Zrínyi Ilona Grammar School (ZIG) (Hungarian: Zrínyi Ilona Gimnázium) is a grammar school located in Miskolc, Borsod-Abaúj-Zemplén county, Hungary. It has a history of 160 years.

==History==
It was founded in 1846 by the writer Teréz Karacs. She had been invited to run the school by the Calvinist church in Miskolc. She was the head until 1859 when the headmaster was Gedeon Dóczy until 1872. From 1872 it was directed by Pál Tóth for 31 years. From 1906, it became a girls' grammar school, which was the highest school-type for girls at that time. It became an official secondary grammar school in 1916 ending with a school-leaving exam and giving the opportunity to apply to higher education. From 1948 the school was called Tóth Pál Nőnevelő Intézeti Leánylíceum és Tanítóképző, named after its former headmaster. In the school-year of 1950/1951 the school got a new name which was Állami Vámos Ilonka Leánygimnázium. It got its final name, Zrínyi Ilona Gimnázium in 1957.Ilona Zrínyi is a heroine of Hungarian and Croatian history.

In 1961 ZIG became a UNESCO associated school which attracts international connections for its staff and students. In the 1960s modern language teaching started, students could learn English, Russian, German, French, Italian and Latin. Music and art (drawing, painting, handcrafts) classes also began. (Zrínyi Ilona Gimnázium Évkönyve 2011)

Throughout the years, the school has managed to build international connections. Students got the opportunity to visit England, Denmark, The Netherlands, France, Italy and many other countries. ZIG also joined the European Union's international program, the Socrates.

ZIG had its building in Kálvin János Street in Miskolc, but in 1995 it had to move with its 600 students, 53 teachers, educational tools and furniture. From December 1995, ZIG's address is 5, Nagyváthy János Street. The building was 87 years old then. By September, 1996 it was redecorated. The building's old secession and the modern parts create a special harmony which can be seen nowadays.

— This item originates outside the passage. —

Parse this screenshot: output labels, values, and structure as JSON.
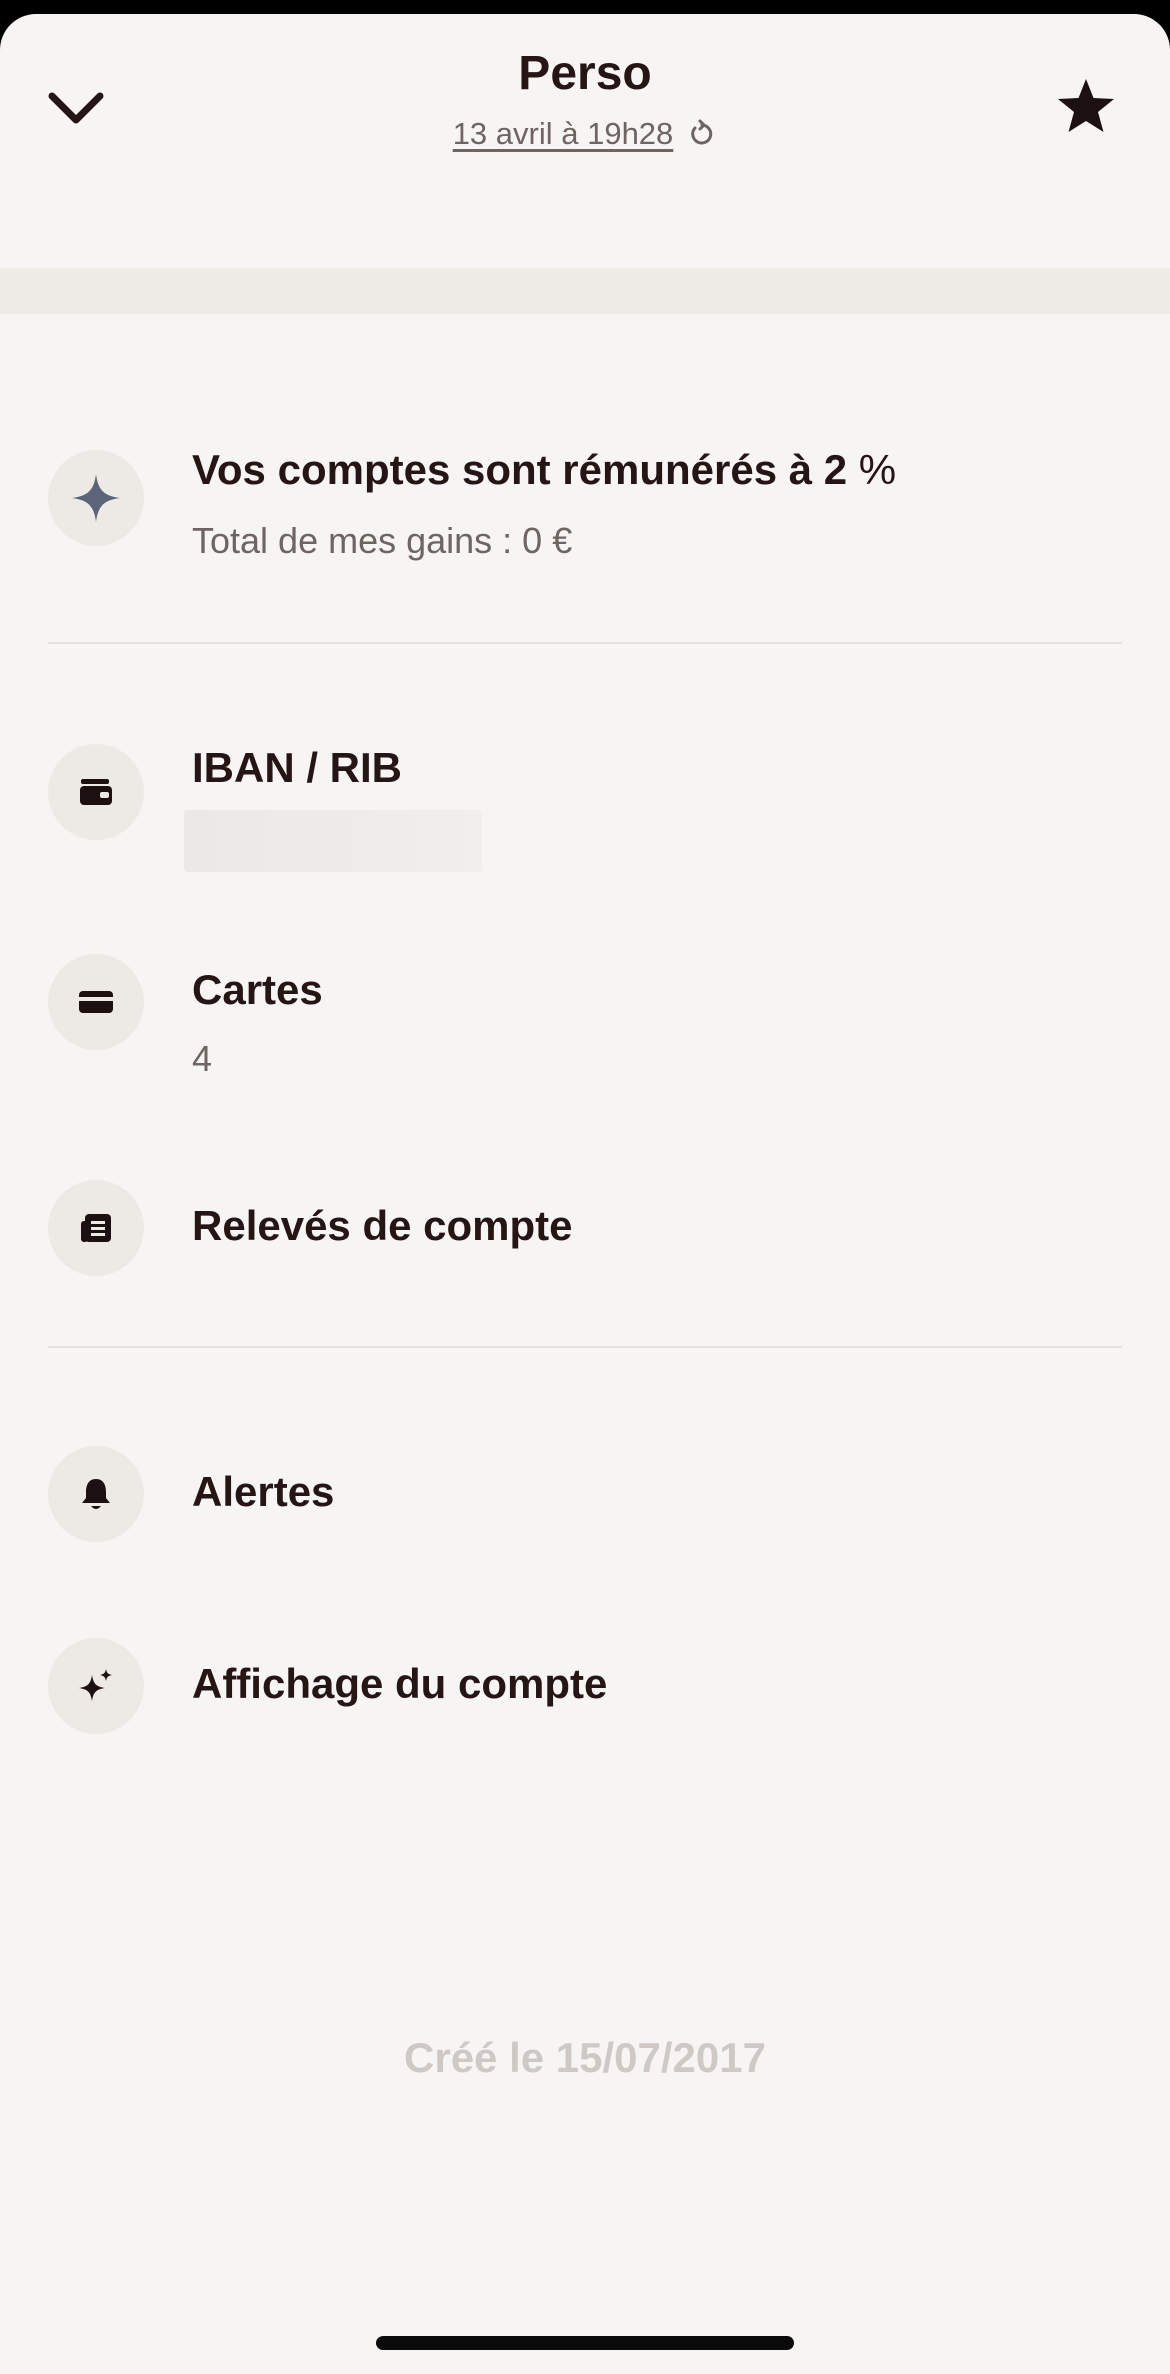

In 1998 ZIG had a construction program with a budget of 250 million Hungarian Forints. The school got a new annex which gives place for the cafeteria, a big stage with dressing rooms, computer rooms and the school's library with 2500 books in it. At the same time, not only the building was renovated and expanded, but also the teaching system. Drama department started at that time, which is one of the reasons why ZIG is a famous grammar school in Hungary. These days four foreign languages are taught in ZIG, which are English, German, Italian and French. In 2001, the first English-Hungarian and French-Hungarian bilingual classes started, which are both five-year term trainings. At present ZIG has 50 pedagogues and 600 students in 17 classes and it is not only a girls' school anymore.